The junkart version makes both changes. The top chart fixes the scale, plotting the point spread as a percentage of daily opening prices. Relative to the original chart, the variability in the front part of 2008 was muted because the index was at higher levels back then.
The bottom chart plots the gap sizes (lengths of the high-low lines). It is without doubt that directly plotting the gaps showcases the key message. The current level of volatility is more than double what occurred at the beginning of the year.
If one wants to illuminate the trend as opposed to daily fluctuations, a further improvement will be using moving averages.
For those interested, shown below is a scatter plot that compares the original point spread and the derived point spread, which shows that the change is not trivial.
Reference: "The Market: A Daily Roller Coaster", Business Week, Oct 27 2008.
Frederic M. sent in this chart, together with his commentary.
Bubbles across rows have vastly different numbers but their circles are
of identical size (or vice versa). It borders on the ridiculous that all
bubbles of the US
row have the same size... The question if teenage birth rates and teen sex are
correlated cannot be eye-balled with this kind of display. The fact that you
cannot compare across rows make this an instance of “chart junk”.

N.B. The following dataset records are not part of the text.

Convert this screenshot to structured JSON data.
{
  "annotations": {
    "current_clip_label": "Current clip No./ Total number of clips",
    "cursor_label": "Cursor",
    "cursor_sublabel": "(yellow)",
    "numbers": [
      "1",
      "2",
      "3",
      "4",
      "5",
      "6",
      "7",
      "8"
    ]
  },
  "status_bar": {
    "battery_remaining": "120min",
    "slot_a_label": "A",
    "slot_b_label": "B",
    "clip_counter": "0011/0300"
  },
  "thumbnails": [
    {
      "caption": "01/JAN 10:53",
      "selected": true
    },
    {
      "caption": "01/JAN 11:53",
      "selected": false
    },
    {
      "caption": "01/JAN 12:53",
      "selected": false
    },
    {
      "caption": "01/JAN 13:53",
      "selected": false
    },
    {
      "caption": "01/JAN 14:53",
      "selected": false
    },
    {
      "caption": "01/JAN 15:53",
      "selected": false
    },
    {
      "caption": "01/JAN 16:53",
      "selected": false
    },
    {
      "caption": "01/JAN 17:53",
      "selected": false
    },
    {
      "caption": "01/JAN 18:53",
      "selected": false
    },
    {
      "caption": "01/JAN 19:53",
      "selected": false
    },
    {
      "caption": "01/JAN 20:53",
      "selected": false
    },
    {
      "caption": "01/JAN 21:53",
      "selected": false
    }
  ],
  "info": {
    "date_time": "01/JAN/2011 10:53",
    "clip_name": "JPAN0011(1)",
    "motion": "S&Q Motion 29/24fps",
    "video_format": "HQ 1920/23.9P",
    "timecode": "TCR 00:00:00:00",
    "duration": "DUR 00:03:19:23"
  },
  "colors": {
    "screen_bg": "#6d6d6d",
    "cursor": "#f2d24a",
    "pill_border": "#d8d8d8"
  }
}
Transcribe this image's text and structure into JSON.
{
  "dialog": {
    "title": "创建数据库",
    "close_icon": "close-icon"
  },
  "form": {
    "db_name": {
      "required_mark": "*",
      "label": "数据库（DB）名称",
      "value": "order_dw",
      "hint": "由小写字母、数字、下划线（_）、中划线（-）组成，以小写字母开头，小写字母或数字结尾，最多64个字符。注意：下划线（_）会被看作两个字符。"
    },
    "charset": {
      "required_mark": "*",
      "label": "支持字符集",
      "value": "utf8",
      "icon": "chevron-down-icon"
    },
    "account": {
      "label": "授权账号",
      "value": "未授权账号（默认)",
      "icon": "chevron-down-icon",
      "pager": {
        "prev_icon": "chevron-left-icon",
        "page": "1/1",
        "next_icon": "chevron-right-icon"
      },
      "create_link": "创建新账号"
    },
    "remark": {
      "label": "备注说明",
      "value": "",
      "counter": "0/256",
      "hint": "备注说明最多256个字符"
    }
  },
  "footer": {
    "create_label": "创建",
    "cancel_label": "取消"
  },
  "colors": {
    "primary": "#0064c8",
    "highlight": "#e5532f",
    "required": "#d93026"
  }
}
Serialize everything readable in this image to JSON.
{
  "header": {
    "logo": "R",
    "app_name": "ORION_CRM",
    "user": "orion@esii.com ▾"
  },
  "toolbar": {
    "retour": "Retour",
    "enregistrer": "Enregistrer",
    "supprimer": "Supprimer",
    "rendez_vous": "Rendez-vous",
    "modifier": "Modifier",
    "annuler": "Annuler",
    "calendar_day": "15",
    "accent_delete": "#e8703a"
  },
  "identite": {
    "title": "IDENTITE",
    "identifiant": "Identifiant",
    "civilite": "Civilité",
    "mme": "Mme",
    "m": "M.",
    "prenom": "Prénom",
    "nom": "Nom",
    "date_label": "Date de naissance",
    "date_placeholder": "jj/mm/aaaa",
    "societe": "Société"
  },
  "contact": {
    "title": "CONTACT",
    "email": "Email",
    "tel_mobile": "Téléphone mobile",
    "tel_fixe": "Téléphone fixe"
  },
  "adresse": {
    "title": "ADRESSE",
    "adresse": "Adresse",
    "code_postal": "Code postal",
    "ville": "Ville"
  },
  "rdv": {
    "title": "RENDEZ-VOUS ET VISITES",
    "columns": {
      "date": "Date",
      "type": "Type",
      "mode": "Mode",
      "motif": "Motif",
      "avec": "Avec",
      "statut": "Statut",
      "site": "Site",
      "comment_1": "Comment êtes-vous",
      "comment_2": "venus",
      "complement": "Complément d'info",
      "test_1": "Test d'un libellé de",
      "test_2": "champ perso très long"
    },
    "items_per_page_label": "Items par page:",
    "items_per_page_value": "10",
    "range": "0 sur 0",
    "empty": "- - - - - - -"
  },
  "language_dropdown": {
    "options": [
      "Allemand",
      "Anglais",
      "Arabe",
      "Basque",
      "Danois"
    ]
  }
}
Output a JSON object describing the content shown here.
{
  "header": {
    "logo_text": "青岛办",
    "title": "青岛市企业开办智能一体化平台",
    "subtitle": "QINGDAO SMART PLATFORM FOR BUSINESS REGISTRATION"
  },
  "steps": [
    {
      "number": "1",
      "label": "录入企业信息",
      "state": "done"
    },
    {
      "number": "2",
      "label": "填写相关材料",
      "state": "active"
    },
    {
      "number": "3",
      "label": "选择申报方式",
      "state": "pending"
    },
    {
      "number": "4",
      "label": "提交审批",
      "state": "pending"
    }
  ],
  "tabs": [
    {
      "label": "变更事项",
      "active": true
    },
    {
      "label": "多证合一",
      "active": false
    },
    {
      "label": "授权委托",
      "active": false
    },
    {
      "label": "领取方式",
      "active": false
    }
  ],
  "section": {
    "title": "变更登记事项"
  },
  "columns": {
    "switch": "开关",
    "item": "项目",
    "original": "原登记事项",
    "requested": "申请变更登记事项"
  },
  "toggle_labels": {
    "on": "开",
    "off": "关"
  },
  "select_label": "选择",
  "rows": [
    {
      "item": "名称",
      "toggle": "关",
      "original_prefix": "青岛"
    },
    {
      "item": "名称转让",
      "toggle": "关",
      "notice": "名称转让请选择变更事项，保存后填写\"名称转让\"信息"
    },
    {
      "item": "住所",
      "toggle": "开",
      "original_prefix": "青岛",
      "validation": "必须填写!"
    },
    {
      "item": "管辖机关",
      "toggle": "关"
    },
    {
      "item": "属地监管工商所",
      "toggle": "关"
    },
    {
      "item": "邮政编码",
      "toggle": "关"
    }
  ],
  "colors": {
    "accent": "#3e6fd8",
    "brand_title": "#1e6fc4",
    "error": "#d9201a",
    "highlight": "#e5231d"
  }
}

White spaces -- always dangerous. Does lack of bubble imply no data or no abortions/sex?
Sorting -- this is what Howard Wainer called "Arizona first" with a twist (United States)
Loss aversion -- would U.S. readers be resentful if countries like Iceland are excluded? A much reduced version comparing U.S. to say Canada, U.K, Japan and Germany may yield more information for the reader.
Sufficiency -- if all the data are printed as in a table, why do we need the bubbles?
Reference: "Let's Talk About Sex ", New York Times, Sep 6 2008.